Masque de protection : L’atout N°1 pour éviter une seconde vague de l’épidémie

Les masques de protection sont particulièrement demandés par les français afin de lutter contre le coronavirus. Grand public, chirurgical, FFP, quels sont les différents types de masques ?

Depuis le 11 mai 2020, le port du masque est devenu une obligation dans les transports public . Il est en outre fortement conseillé dans les commerces : « Le commerçant peut subordonner l’accès à sa boutique au port du masque”, a indiqué l’ex premier ministre lors de la présentation du plan de déconfinement progressif.

La France a désormais dépasse les 30000 morts et une seconde vague paraît désormais inévitable selon les médecins. Le nouveau premier ministre Jean Castex évoque désormais la possibilité de rendre le port du masque obligatoire dans tous les espaces clos très prochainement. L’objectif serait de diminuer l’impact de cette seconde vague prévue pour cette rentrée de 2020.

Mais quel masque choisir et comment bien le porter ?

Le dispositif 3 pli ou anti-projections

Le masque chirurgical se trouve être le plus couramment porté : C’est par exemple ce dernier que portent les dentistes. Cela dit,ce masque de protection vendu pour quelques centimes en pharmacie ne protège pas totalement le porteur. Ce sont les autres que ce masque protège de la sorte, de ses projections.

Le masque de protection FFP2 encore appelé masque de protection respiratoire

Il s’agit d’un appareil de protection respiratoire (norme NF EN 149) conçu pour à couvrir la personne qui le porte contre l’inhalation de gouttelettes mais aussi contre des particules en suspension, susceptible de renfermer des agents infectieux. Le port de ce genre de dispositif de diverses formes (2 plis, 3 plis, becs de canard…) est plus difficile (inconfort thermique, résistance) que celui d’un masque chirurgical.
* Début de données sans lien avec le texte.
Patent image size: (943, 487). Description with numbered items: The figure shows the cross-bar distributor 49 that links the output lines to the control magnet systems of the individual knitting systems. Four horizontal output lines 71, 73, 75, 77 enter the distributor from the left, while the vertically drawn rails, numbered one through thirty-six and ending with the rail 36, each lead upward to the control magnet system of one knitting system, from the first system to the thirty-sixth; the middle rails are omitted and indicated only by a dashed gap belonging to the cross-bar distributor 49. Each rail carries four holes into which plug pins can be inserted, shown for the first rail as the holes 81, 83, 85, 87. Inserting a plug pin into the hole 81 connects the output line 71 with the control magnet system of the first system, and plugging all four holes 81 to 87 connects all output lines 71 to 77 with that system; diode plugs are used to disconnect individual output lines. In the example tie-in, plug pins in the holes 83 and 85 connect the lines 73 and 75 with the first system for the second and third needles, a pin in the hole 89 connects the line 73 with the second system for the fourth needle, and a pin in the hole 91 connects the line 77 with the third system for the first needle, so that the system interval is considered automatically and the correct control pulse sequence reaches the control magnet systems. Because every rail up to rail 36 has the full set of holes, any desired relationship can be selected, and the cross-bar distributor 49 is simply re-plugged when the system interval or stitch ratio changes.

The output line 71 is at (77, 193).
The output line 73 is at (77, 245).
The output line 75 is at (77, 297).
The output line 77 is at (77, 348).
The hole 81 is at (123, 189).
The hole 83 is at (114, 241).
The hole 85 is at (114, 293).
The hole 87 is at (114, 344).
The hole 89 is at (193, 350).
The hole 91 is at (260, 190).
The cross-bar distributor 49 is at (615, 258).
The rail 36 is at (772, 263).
Dixit l’Afnor, il y a trois types suivant leur rendement, estimée par apport à l’efficacité du filtre et de la fuite : les masques FFP1 filtrant minimum 80 % des aérosols, les dispositifs FFP2 filtrant au minimum 94 % des aérosols mais aussi les masques de protection FFP3 filtrant au moins 99 % des particules. Sa période d’usage est de 6 heures.

Le Masque AFNOR lavable

Il concerne la catégorie de protections à utilisation non médical et est conçu pour suppléer les gestes barrières. Ces masques en tissu répondent à des standards sanitaires particulières afin de filtrer les gouttelettes. 2 catégories de protection ont ainsi été indiquées : Les protections à destination des entreprises en relation avec le public (ils filtrent au moins 90 % aérosols de 3 microns) destinés à être délivrés à des gens travaillant avec un bon nombre de personnes durant l’exercice de leurs travail ;
Des masques à cible grand public (ils bloquent pas loin de 70 % des particules de 3 microns) destinés à l’utilisation d’individus ayant des contacts peu nombreux avec d’autres individus lors de l’exercice de leurs travail. Ce masque peut être utilisé par tous les individus. Un visuel d’identification a été créé avec pour objectif d’authentifier un masque alternatif testé et certifié par les pouvoirs publics.

Comment bien porter un masque de protection ?

Avant et après avoir mis le masque, nettoyez-vous sérieusement les mains et les doigts avec un gel hydroalcoolique ou au savon. En Second Lieu :

Apposez le dispositif sur votre visage et bien l’ajuster. Puis ne le manipulez plus et ne vous touchez surtout pas la figure.
Afin de l’enlever : Enlevez le masque de protection par derrière (ne surtout pas toucher le devant du masque) Si le masque de protection est à usage unique, jetez-le d’emblée. Si il est lavable, sans le manipuler mettez-le à laver à 60°. Lavez-vous les mains convenablement avec une solution hydroalcoolique .

Masque chirurgical périmé : peut-on encore l’utiliser ?

Appuyé par la direction générale de la Santé, le Ministère du Travail a autorisé, l’emploi de masque de protection (de type FFP2) périmé, sous condition que sa date de péremption ne dépasse pas 6 mois. Ceux-ci doivent :

« Avoir été conservés dans les conditions de conservation conformes à celles recommandées par le fabricant ».
« Avoir fait l’objet de plusieurs tests successifs » avant leur application. Ceux-ci ont pour but de contrôler la totalité des conditionnements, l’apparence, la solidité des élastiques et de la barrette nasale de maintien du masque, et l’ajustement du masque sur le visage.